Here are a few other things you might find interesting about me.
I have been the pastor at Clinton Church of the Nazarene since July 2007. This is my first time leading a church in a pastoral ministry, having just graduated from seminary in May 2007, so I am still learning what it means to be a pastor. I am thankful that God has lead me to this incredible church family and I am excited to see the ways in which God will move in this community.
I love being a pastor! Of course, any job comes with its challanges and there are days it is less enjoyable than others but I believe that God has created me to fill this role in his Church. I am amazed that I get to proclaim the hope of the gospel and guide people as they grow and mature in that hope as my career.
Since becoming the pastor here, my wife and I have welcomed two new members into our family. Hannah Sophia Young was born Jan 30, 2008 and Malachi Christopher Young was born September 30, 2009. The time I'm not spending to learn what it means to be a pastor I am truly enjoying learning what it means to be a father.
Almost anyone here at our church can tell you that I love sports. The San Antonio Spurs, Atlanta Braves, and Washington Redskins are my favorite teams. I am slowly becoming accustomed to living in Big Ten country. You can often find me playing basketball at the YMCA here in Clinton or going for a run at Weldon Springs.
I like a variety of music including rock, hip hop, classical, jazz, and church music. However, my favorite band, by far, is the Christian rock band Switchfoot. I never tire of the sound of their music and I find their lyrics to be intelligent and challenging. You can learn more about them by following the link below. Some of my other favorites are U2, KJ-52, and Third Day.
I enjoy reading.
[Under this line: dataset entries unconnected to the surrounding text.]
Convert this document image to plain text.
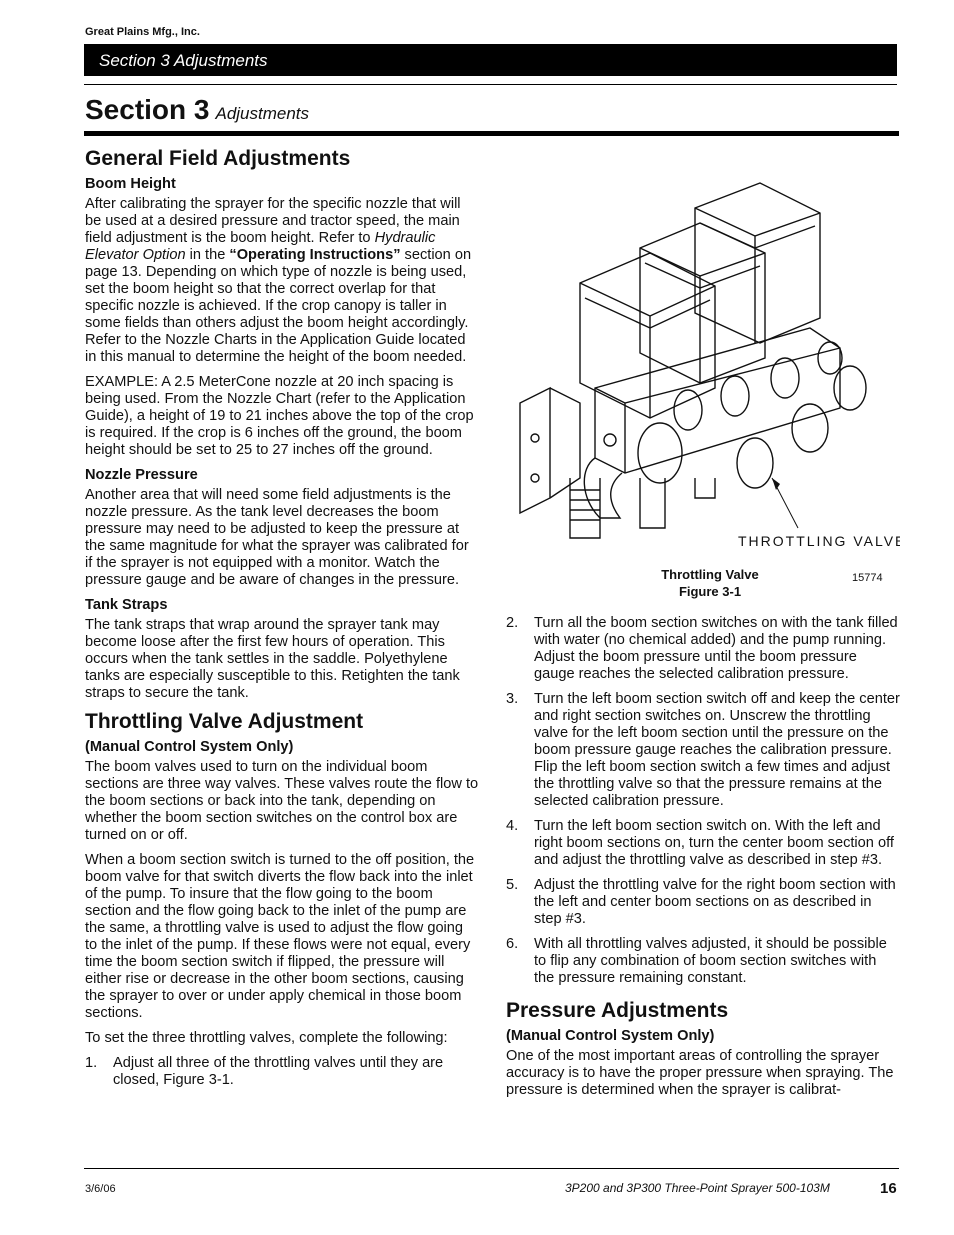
Great Plains Mfg., Inc.
Section 3 Adjustments
Section 3 Adjustments
General Field Adjustments
Boom Height

After calibrating the sprayer for the specific nozzle that will be used at a desired pressure and tractor speed, the main field adjustment is the boom height. Refer to Hydraulic Elevator Option in the “Operating Instructions” section on page 13. Depending on which type of nozzle is being used, set the boom height so that the correct overlap for that specific nozzle is achieved. If the crop canopy is taller in some fields than others adjust the boom height accordingly. Refer to the Nozzle Charts in the Application Guide located in this manual to determine the height of the boom needed.

EXAMPLE: A 2.5 MeterCone nozzle at 20 inch spacing is being used. From the Nozzle Chart (refer to the Application Guide), a height of 19 to 21 inches above the top of the crop is required. If the crop is 6 inches off the ground, the boom height should be set to 25 to 27 inches off the ground.

Nozzle Pressure

Another area that will need some field adjustments is the nozzle pressure. As the tank level decreases the boom pressure may need to be adjusted to keep the pressure at the same magnitude for what the sprayer was calibrated for if the sprayer is not equipped with a monitor. Watch the pressure gauge and be aware of changes in the pressure.

Tank Straps

The tank straps that wrap around the sprayer tank may become loose after the first few hours of operation. This occurs when the tank settles in the saddle. Polyethylene tanks are especially susceptible to this. Retighten the tank straps to secure the tank.

Throttling Valve Adjustment
(Manual Control System Only)

The boom valves used to turn on the individual boom sections are three way valves. These valves route the flow to the boom sections or back into the tank, depending on whether the boom section switches on the control box are turned on or off.

When a boom section switch is turned to the off position, the boom valve for that switch diverts the flow back into the inlet of the pump. To insure that the flow going to the boom section and the flow going back to the inlet of the pump are the same, a throttling valve is used to adjust the flow going to the inlet of the pump. If these flows were not equal, every time the boom section switch if flipped, the pressure will either rise or decrease in the other boom sections, causing the sprayer to over or under apply chemical in those boom sections.

To set the three throttling valves, complete the following:

1. Adjust all three of the throttling valves until they are closed, Figure 3-1.
THROTTLING VALVE
Throttling Valve
Figure 3-1
15774
2. Turn all the boom section switches on with the tank filled with water (no chemical added) and the pump running. Adjust the boom pressure until the boom pressure gauge reaches the selected calibration pressure.
3. Turn the left boom section switch off and keep the center and right section switches on. Unscrew the throttling valve for the left boom section until the pressure on the boom pressure gauge reaches the calibration pressure. Flip the left boom section switch a few times and adjust the throttling valve so that the pressure remains at the selected calibration pressure.
4. Turn the left boom section switch on. With the left and right boom sections on, turn the center boom section off and adjust the throttling valve as described in step #3.
5. Adjust the throttling valve for the right boom section with the left and center boom sections on as described in step #3.
6. With all throttling valves adjusted, it should be possible to flip any combination of boom section switches with the pressure remaining constant.
Pressure Adjustments
(Manual Control System Only)

One of the most important areas of controlling the sprayer accuracy is to have the proper pressure when spraying. The pressure is determined when the sprayer is calibrat-

3/6/06	3P200 and 3P300 Three-Point Sprayer 500-103M	16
As a pastor, I read a lot of theology, biblical studies, and other books about the Christian life. However, I also enjoy reading history, science, politics, and classic works of literature.
I like pizza, cheeseburgers, and Chipotle way too much. (If you haven't heard of Chipotle restaraunts before, there is a new one in Bloomington on Veteran's Parkway. Not only are their burritos amazing, but they also strive to run their business in a socially and environmentally conscious way.)